O acelerado crescimento do atacarejo no país, formato de loja que atende empresas e consumidor final, exigiu mudanças no modelo em operação.
A escalada no processo de migração de consumidores para essas lojas – com produtos 10% a 15% mais baratos do que no varejo – incomoda os supermercados, que sentem a perda de clientes, e obrigou as atacadistas a criar uma estrutura de loja melhor adaptada a este novo cliente.
O portfólio de produtos foi ligeiramente ampliado em algumas categorias – para oferecer número um pouco maior de marcas – e há unidades com padaria, açougue e até ar-condicionado, algo inexistente anos atrás. Aumentou também a exposição de produtos vendidos em apenas uma ou duas unidades, que atende a demanda desse cliente de supermercados. Mas ajustes têm sido feitos aos poucos por causa dos riscos de uma espécie de excesso de sofisticação no modelo.
O atacarejo é um negócio de custos baixos, e há hoje uma atenção redobrada à possibilidade de que mudanças possam afetar a lucratividade. Isso porque o atacarejo tem rentabilidade inferior aos supermercados. Se mudar demais o formato – e se aproximar muito de uma loja de varejo – corre o risco de comprimir margens e ampliar o prazo de retorno sobre o capital aplicado, dizem analistas.
“É um modelo que não pode perder a essência ou fica caro demais. Já coloquei padaria e açougue em loja e voltei atrás, ficava inviável. Mas hoje já se vende portfólio com produtos até sem glúten e lactose, algo que complementa a venda. Dá para ajustar, mas não dá para fugir do que a operação é, custo baixo para ter preço baixo”, disse Ricardo Roldão, presidente da Associação Brasileira do Atacado de Autosserviço (Abaas) e da rede de atacado Roldão.

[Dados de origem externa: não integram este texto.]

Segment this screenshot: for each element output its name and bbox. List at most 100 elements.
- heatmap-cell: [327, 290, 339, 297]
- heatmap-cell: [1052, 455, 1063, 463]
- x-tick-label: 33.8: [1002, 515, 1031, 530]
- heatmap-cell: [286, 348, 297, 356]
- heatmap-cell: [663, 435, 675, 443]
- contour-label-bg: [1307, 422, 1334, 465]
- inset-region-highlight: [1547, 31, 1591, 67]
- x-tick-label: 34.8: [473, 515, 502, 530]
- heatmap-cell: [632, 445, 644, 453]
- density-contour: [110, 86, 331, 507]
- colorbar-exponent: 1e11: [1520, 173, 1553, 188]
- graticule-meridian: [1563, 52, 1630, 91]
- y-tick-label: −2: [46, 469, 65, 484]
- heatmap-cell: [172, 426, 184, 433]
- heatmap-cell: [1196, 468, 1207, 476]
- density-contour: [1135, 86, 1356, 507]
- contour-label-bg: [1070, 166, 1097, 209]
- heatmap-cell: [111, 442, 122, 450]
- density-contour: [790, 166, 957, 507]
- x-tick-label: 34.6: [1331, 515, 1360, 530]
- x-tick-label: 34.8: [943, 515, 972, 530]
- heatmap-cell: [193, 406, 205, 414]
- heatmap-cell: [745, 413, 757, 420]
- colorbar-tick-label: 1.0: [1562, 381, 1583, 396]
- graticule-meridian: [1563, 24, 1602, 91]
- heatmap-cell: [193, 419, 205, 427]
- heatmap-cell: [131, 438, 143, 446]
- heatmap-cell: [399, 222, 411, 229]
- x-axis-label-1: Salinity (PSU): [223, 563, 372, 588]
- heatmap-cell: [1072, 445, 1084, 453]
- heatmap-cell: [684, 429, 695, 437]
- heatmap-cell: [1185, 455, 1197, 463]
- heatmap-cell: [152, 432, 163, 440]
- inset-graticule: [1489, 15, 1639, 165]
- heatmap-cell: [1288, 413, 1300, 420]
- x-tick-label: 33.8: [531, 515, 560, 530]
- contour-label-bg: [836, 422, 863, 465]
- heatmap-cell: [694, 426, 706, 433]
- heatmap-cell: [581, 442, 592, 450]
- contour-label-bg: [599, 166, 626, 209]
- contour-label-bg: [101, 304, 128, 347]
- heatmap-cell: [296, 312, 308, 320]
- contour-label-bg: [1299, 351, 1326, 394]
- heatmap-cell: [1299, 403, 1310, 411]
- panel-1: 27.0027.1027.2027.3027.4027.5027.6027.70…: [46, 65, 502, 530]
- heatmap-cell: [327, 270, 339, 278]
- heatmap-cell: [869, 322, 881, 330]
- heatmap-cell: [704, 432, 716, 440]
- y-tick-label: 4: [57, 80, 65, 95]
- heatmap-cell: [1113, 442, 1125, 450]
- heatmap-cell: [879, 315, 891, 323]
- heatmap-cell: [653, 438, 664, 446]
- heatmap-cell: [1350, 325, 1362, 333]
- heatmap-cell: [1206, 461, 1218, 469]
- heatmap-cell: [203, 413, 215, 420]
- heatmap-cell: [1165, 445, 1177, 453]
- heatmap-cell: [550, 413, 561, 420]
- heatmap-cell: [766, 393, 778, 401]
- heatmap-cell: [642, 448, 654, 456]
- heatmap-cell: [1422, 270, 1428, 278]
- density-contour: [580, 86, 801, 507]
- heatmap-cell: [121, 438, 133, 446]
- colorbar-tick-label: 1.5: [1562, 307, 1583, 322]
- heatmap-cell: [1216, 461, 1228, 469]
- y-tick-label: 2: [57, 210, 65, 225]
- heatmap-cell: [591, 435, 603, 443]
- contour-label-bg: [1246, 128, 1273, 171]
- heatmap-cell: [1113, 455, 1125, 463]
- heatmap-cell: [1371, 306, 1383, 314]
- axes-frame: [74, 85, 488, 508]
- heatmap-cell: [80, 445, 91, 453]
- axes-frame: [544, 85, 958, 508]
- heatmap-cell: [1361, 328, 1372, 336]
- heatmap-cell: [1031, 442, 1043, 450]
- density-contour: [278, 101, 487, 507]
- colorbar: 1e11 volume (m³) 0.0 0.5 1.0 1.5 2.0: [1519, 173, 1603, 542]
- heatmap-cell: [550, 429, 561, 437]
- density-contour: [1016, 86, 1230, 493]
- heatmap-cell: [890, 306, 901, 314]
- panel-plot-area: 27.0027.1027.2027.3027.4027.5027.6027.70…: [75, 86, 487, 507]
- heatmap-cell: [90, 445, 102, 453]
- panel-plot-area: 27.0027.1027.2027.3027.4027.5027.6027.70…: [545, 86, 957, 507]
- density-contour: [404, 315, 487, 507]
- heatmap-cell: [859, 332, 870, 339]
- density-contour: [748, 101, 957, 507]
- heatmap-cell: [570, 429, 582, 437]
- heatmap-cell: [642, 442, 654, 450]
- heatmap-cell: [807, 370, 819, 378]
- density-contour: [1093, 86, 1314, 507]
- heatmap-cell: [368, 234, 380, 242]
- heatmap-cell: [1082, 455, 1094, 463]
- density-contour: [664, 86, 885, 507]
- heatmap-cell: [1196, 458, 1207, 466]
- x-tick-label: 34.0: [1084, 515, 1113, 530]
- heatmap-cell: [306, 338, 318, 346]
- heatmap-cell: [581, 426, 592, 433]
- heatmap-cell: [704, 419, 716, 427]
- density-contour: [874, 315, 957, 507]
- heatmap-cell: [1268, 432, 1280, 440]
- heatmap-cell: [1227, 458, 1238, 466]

Em conversa com analistas semanas atrás, Belmiro Gomes, presidente do Assaí, segunda maior rede de atacarejo do país, que autofinancia sua expansão, houve aumento no controle de despesas. “Nosso modelo depende do baixo custo operacional, então foi necessário aumentar ainda nossa rigidez do controle de custo. A despesa fecha o ano [de 2015] em 10,5% sobre venda líquida e 9,74% sobre venda bruta, ou seja, a despesa é menor que um dígito”, disse.
O cenário atual mostra expansão mais forte em vendas das redes de atacarejo, o que ajuda a absorver eventuais aumentos nas despesas. Segundo a Abaas, o setor cresceu 15% em termos nominais em 2015, com vendas brutas em R$ 58 bilhões para as nove empresas associadas da entidade, como Assaí, Atacadão, Tenda, entre outras – as redes líderes desse segmento. Em termos reais, a alta na venda foi de quase 5%. A estimativa é expansão entre 15% a 20% em 2016.
Para efeito de comparação, a Associação Brasileira de Supermercados (Abras), apurou no ano passado aumento de 6,95% nas vendas em valores nominais, e em termos reais, queda de 1,9%. Para 2016, a projeção é de queda real de 1,8% neste ano.
Num período de recessão, com a pior crise no setor de consumo desde o início dos anos 2000, a migração de consumidores para o atacarejo afeta os supermercados, que já sentem o golpe. A Apas, associação de supermercados paulistas, tem mencionado a questão com associados e fez, na semana passada, uma consulta à Secretaria da Fazenda de São Paulo. Quer verificar se o negócio de atacarejo tem alguma vantagem tributária em relação ao varejo convencional. Há pouco mais de um ano, atacadistas tradicionais também começaram a questionar os atacarejos, por venderem ao consumidor sem que ele informe o CPF. No atacado tradicional, o cliente precisa informar o CNPJ para comprar.